Tony Bender, Published June 15 2013
Bender: At 55, time is icy-swift, relentlessMy father died 20 years ago, a month after his 55th birthday, and two weeks before Father’s Day. I looked in the mirror this morning, and I was almost 55. At the cusp of a personal milestone, it is time for reflection.
A good friend said once, “We’re not in charge of the clock,” and though I had not quantified it that way 20 years ago, my father’s death motivated me to start living in ways I hadn’t before. Before that, time was limitless, languid and forever. Now, it is icy-swift, on a downhill run, relentless.
Life is intended to play out in three acts and then fade to black. Even then, it is cause for heartache. When the projector breaks down before the rightful end, it affects us – or worse – afflicts us. After my father was gone, I stopped “Aimlessly Drifting,” like the Chuck Berry song, and began to navigate more thoughtfully, moving on with my life’s work, that inner agenda we all have.
It is inevitable we will leave things unfinished. Few endings are tidy. A tidy ending indicates a life lacking ambition. The trick is to exit with as few regrets as possible and with an epitaph that does not include the words, “I wish I had ...”
The years demand humility. We must become better or risk becoming bitter.
As I contemplate the two decades since he died, I realize there are things my father understood at the end that I am beginning to see now. But, like so many of his generation and heritage, the core lesson of my father’s life was incomplete. He never really learned to express his love. Few of us ever master that generosity of spirit and that, I think, is what kills us in the end.
I see the world turning long after I am gone and consider the best things I have put into motion. My children will learn from my mistakes, as I learned from my father’s.

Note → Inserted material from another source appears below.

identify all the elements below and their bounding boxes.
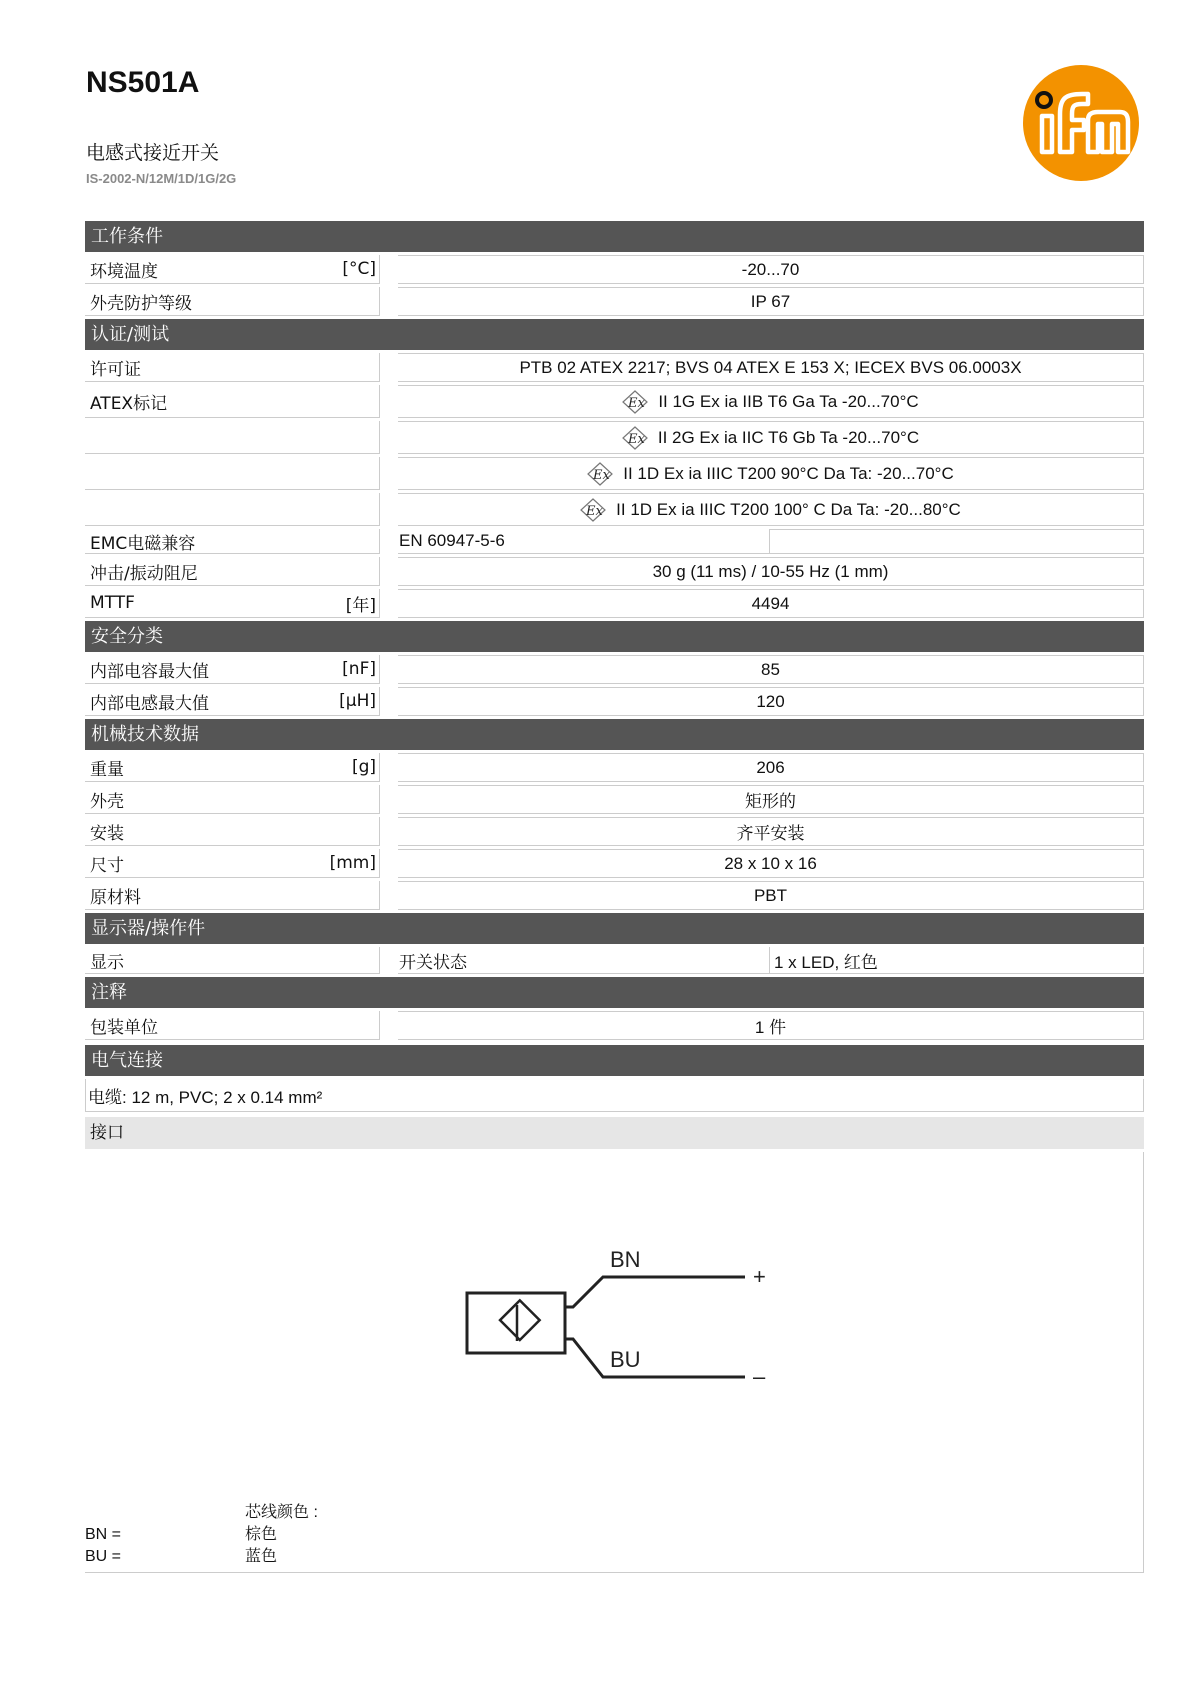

I know they will feel my love long after I am gone and build upon the truths I have shared with them.
There is a certainty that comes with the years, the confidence of old men and women who have been tested like Job. Wisdom is earned, paid in blood, broken bones and scars. After enough of these injuries have accumulated, fear loses its hold and only in the absence of fear is enlightenment possible.
We desperately seek to share this wisdom with our children. But the best we can do is to plant the seeds in their souls. When it is time, it will all make sense to them.
In my hometown, a spunky old widow planted an apple tree in her yard when she was 90 or so. “Won’t it be wonderful to have apples!” she said. Everyone snickered behind her back at the folly of it all. But she lived to see those apples and to pick them. I’ll bet she made apple pies, too. May I die optimistic about tomorrow.
When it comes to our children, we cannot teach the lesson without living it. As parents, that is cause for anguish. Our flaws seem insurmountable. We are all unworthy of our children and, yet, somehow they sort through it all and forgive us our humanness.
It’s a beautiful thing, though, fatherhood. My favorite job. There is a selflessness that evolves within us. We begin to live for our children, instead of ourselves. Parents become better people. Those who don’t really never deserve the title.
Sometimes my kids ask me about their Grandpa Norman. “Oh, he would have loved you,” I often say. They have the pugnacious spirit he would have loved. And they would have loved him. He was an easy mark for teasing, with a generous smile. Now that I have almost equaled his time on this planet, I understand the despair he must have felt at leaving so soon.
We trust in evolution, generations and the things we have put in motion. I am, as he would have wanted me to be, a better father than my father was. I say this with no pride, for I know my son will be a better father than me. This is as it should be.
We clear the brush and brambles ahead as well as we can. We are hard on our children sometimes because we know it will make things easier for them later on. Sometimes we plant trees, but we must not presume we will enjoy the shade or the apples.
Sometimes it works out that way, though.
I guess it is never really too late to plant apple trees.